Waxahatchee and Bonny Doon at Wise Hall, 2/24/19
A bustling, sold-out audience in East Vancouver came to a standstill as Katie Crutchfield strummed her first few chords at the Wise Hall on Sunday.
The Alabama-based singer-songwriter, most famous for her work as frontwoman of Waxahatchee, was the most recent indie rock act to play the small venue nestled in a residential area just east of Commercial Drive.
Until recently, the hall mostly attracted local musicians. But now the venue has become a hot spot for popular indie artists passing through Vancouver.

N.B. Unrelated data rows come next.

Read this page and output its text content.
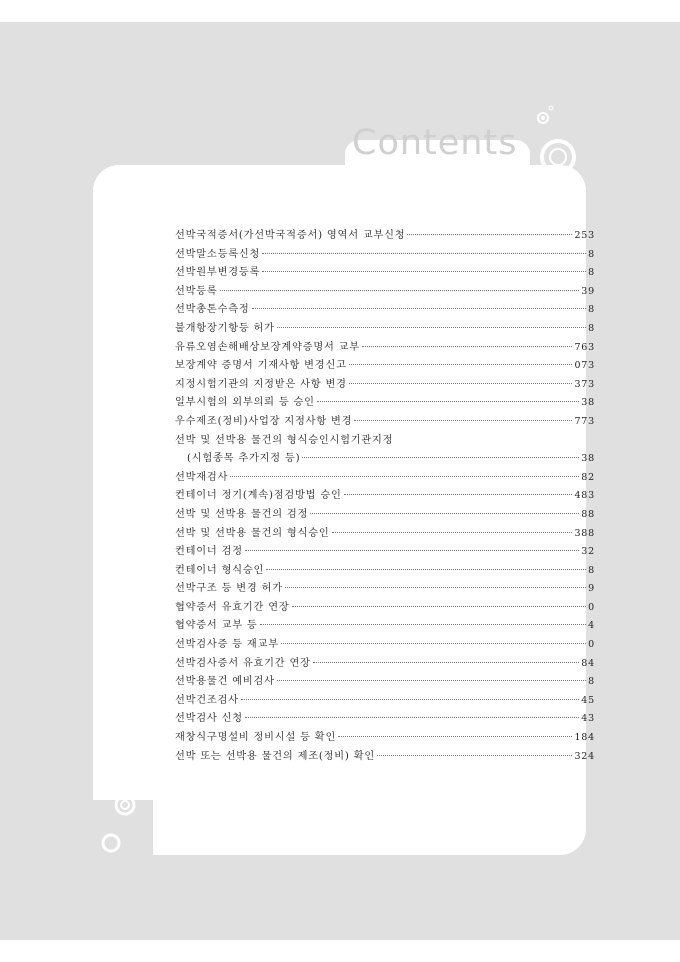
Contents
선박국적증서(가선박국적증서) 영역서 교부신청	253
선박말소등록신청	8
선박원부변경등록	8
선박등록	39
선박총톤수측정	8
불개항장기항등 허가	8
유류오염손해배상보장계약증명서 교부	763
보장계약 증명서 기재사항 변경신고	073
지정시험기관의 지정받은 사항 변경	373
일부시험의 외부의뢰 등 승인	38
우수제조(정비)사업장 지정사항 변경	773
선박 및 선박용 물건의 형식승인시험기관지정
(시험종목 추가지정 등)	38
선박재검사	82
컨테이너 정기(계속)점검방법 승인	483
선박 및 선박용 물건의 검정	88
선박 및 선박용 물건의 형식승인	388
컨테이너 검정	32
컨테이너 형식승인	8
선박구조 등 변경 허가	9
협약증서 유효기간 연장	0
협약증서 교부 등	4
선박검사증 등 재교부	0
선박검사증서 유효기간 연장	84
선박용물건 예비검사	8
선박건조검사	45
선박검사 신청	43
재창식구명설비 정비시설 등 확인	184
선박 또는 선박용 물건의 제조(정비) 확인	324
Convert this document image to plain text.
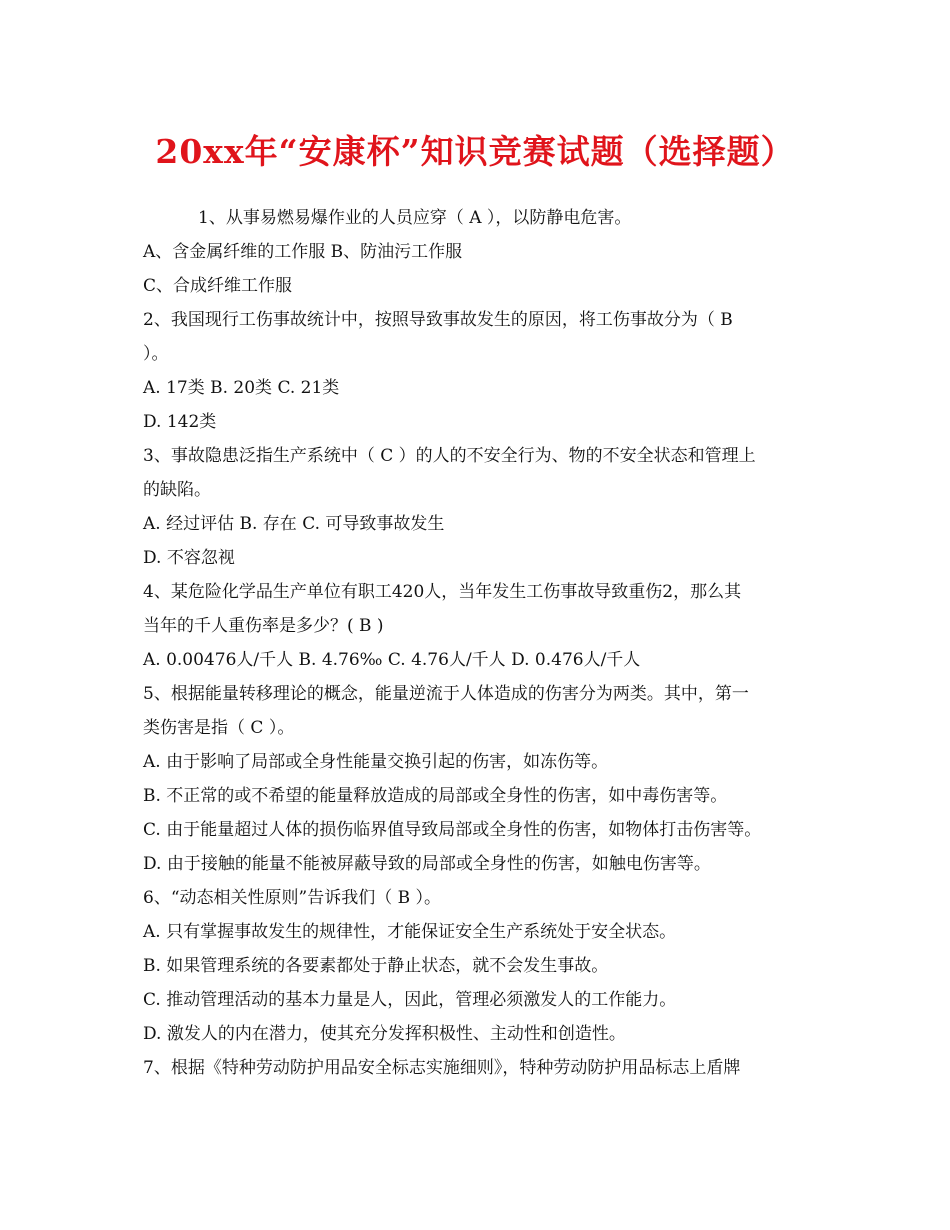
20xx年“安康杯”知识竞赛试题（选择题）
1、从事易燃易爆作业的人员应穿（ A ），以防静电危害。
A、含金属纤维的工作服 B、防油污工作服
C、合成纤维工作服
2、我国现行工伤事故统计中，按照导致事故发生的原因，将工伤事故分为（ B
）。
A. 17类 B. 20类 C. 21类
D. 142类
3、事故隐患泛指生产系统中（ C ）的人的不安全行为、物的不安全状态和管理上
的缺陷。
A. 经过评估 B. 存在 C. 可导致事故发生
D. 不容忽视
4、某危险化学品生产单位有职工420人，当年发生工伤事故导致重伤2，那么其
当年的千人重伤率是多少？( B )
A. 0.00476人/千人 B. 4.76‰ C. 4.76人/千人 D. 0.476人/千人
5、根据能量转移理论的概念，能量逆流于人体造成的伤害分为两类。其中，第一
类伤害是指（ C ）。
A. 由于影响了局部或全身性能量交换引起的伤害，如冻伤等。
B. 不正常的或不希望的能量释放造成的局部或全身性的伤害，如中毒伤害等。
C. 由于能量超过人体的损伤临界值导致局部或全身性的伤害，如物体打击伤害等。
D. 由于接触的能量不能被屏蔽导致的局部或全身性的伤害，如触电伤害等。
6、“动态相关性原则”告诉我们（ B ）。
A. 只有掌握事故发生的规律性，才能保证安全生产系统处于安全状态。
B. 如果管理系统的各要素都处于静止状态，就不会发生事故。
C. 推动管理活动的基本力量是人，因此，管理必须激发人的工作能力。
D. 激发人的内在潜力，使其充分发挥积极性、主动性和创造性。
7、根据《特种劳动防护用品安全标志实施细则》，特种劳动防护用品标志上盾牌
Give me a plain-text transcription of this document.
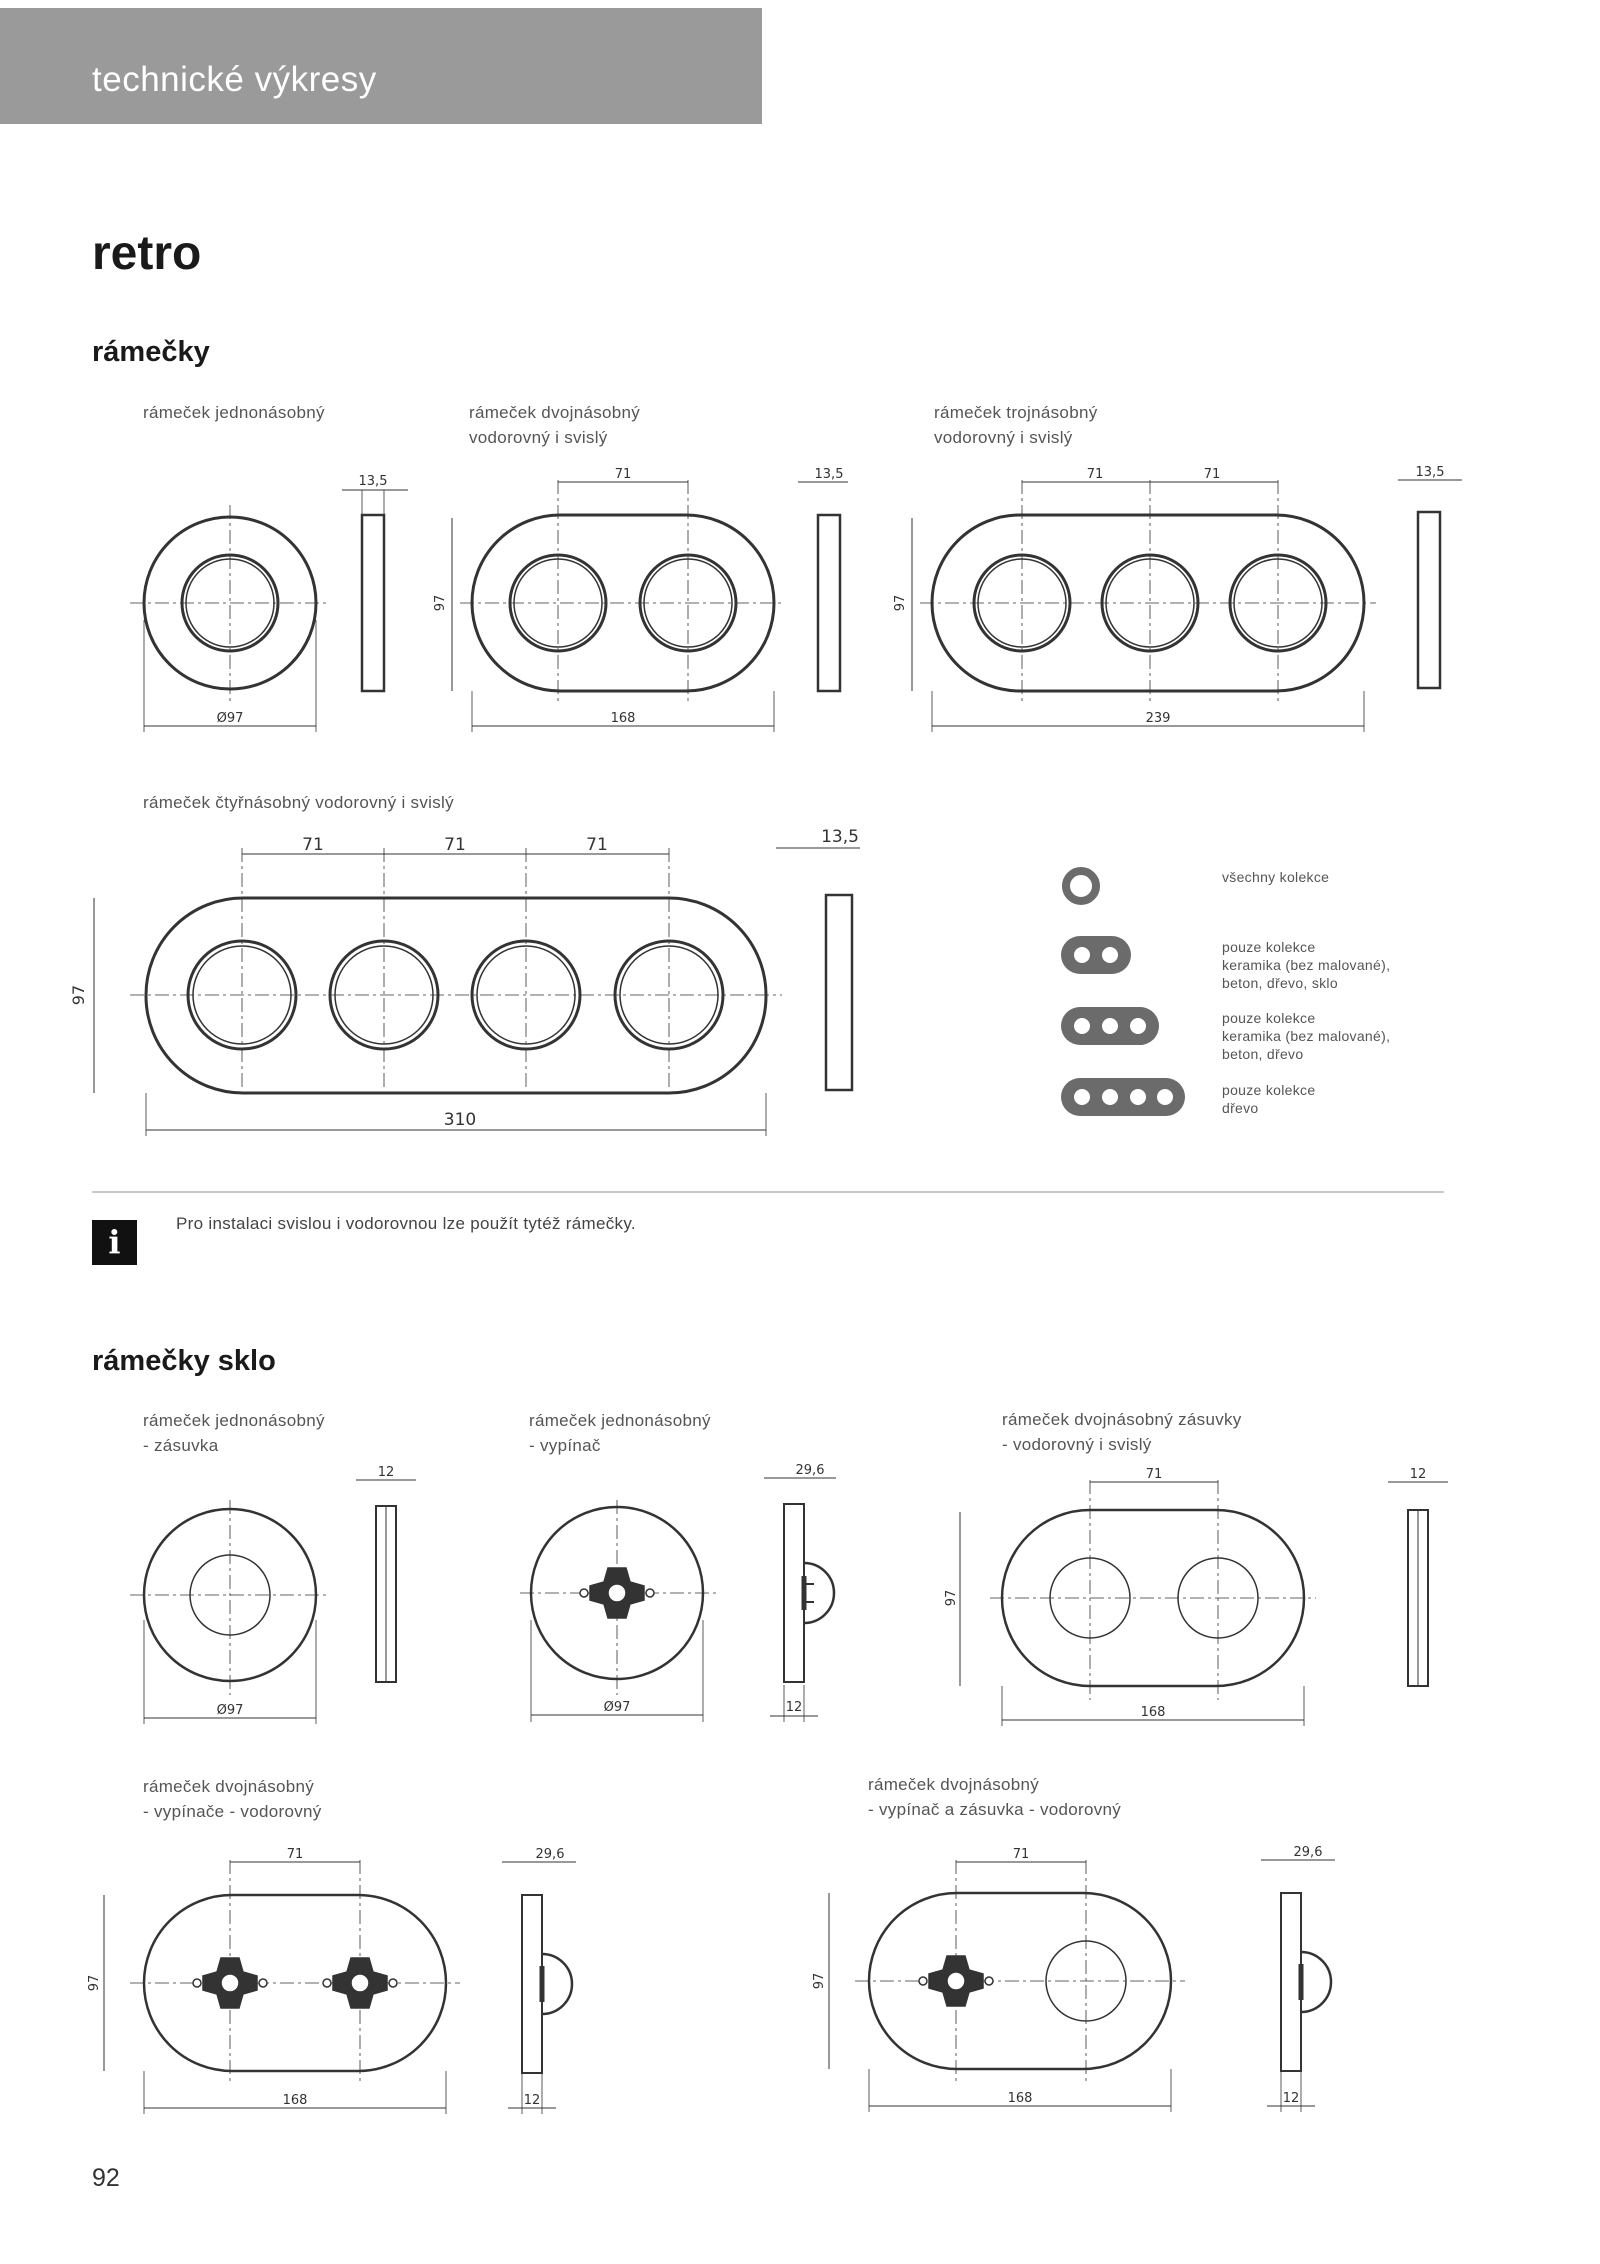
technické výkresy
retro
rámečky
rámeček jednonásobný	rámeček dvojnásobný
vodorovný i svislý
rámeček trojnásobný
vodorovný i svislý
Ø97
13,5	71
97
168
13,5	71	71
97
239
13,5
rámeček čtyřnásobný vodorovný i svislý
71	71	71
97
310
13,5
všechny kolekce
pouze kolekce
keramika (bez malované),
beton, dřevo, sklo
pouze kolekce
keramika (bez malované),
beton, dřevo
pouze kolekce
dřevo
i	Pro instalaci svislou i vodorovnou lze použít tytéž rámečky.
rámečky sklo
rámeček jednonásobný
- zásuvka
rámeček jednonásobný
- vypínač
rámeček dvojnásobný zásuvky
- vodorovný i svislý
Ø97
12	29,6
Ø97	12
71
97
168
12
rámeček dvojnásobný
- vypínače - vodorovný
rámeček dvojnásobný
- vypínač a zásuvka - vodorovný
71
97
168
29,6
12
71
97
168
29,6
12
92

How to Dress Well, Alex Cameron, Shame and Eleanor Friedberger have all played the Wise Hall over the past year. Local heroes Wolf Parade are playing there this Wednesday.
The opening act suited the Wise Hall nicely. Bonny Doon, a four-piece with an apparent soft spot for the Australian cult-classic The Castle, play a hazy style of alt-country, like a folkier version of the New Jersey-based band Real Estate. Funnily enough, Alex Bleeker from Real Estate played bass for Bonny Doon on Sunday, covering for Joshua Brooks.
The self-described “wayward Americans” from Detroit played several highlights from their last full-length release, Longwave. The title track from that album, a catchy piece of melancholy featuring a tapestry of crisp guitar lines, sounded like a long lost cut off of Wilco’s 2004 release A Ghost Is Born.
After their set, a couple of members from Bonny Doon shuffled some gear around, unveiling a keyboard before the main act walked on stage.
As soon as Crutchfield began strumming her guitar, a hush immediately fell over the audience. She started on her own, playing a couple of songs on her acoustic before Bonny Doon, her backing band on this tour, joined her. Fresh from a wardrobe change, each member of the group was now smartly dressed in colourful button-up shirts. Crutchfield, meanwhile, commanded the stage in a forest green, mechanic-style coverall.
Waxahatchee’s 2018 EP Great Thunder was a noted departure from Crutchfield’s earlier releases. These were records often marked by garage punk energy, a sound akin to Sleater-Kinney if the Olympia, Washington trio had grown up in the South. Instead of crunching guitars and thumping bass, Great Thunder was a singularly sparse affair, featuring little more than soft touches of piano and acoustic guitar. But, the one constant: Crutchfield’s voice.
From an emotional solo rendition of “Noccalula” off her breakout debut record American Weekend, to a folkier yet still punchy version of “Silver” from 2017’s Out in the Storm, Crutchfield’s voice soared to the rafters of the small venue in a set that spanned her catalogue.
At one point, a smiling Crutchfield told the audience how much she loved their excited energy, saying it made her feel like it wasn’t a school night.
“We played a church last night,” she said. “Those were more Sunday vibes. Tonight, I’m getting Saturday vibes.”
Crutchfield and co. ended the evening with a spirited cover of Lucinda Williams’ “Fruits of My Labour,” leaving concert-goers smiling as they drifted out of the hall.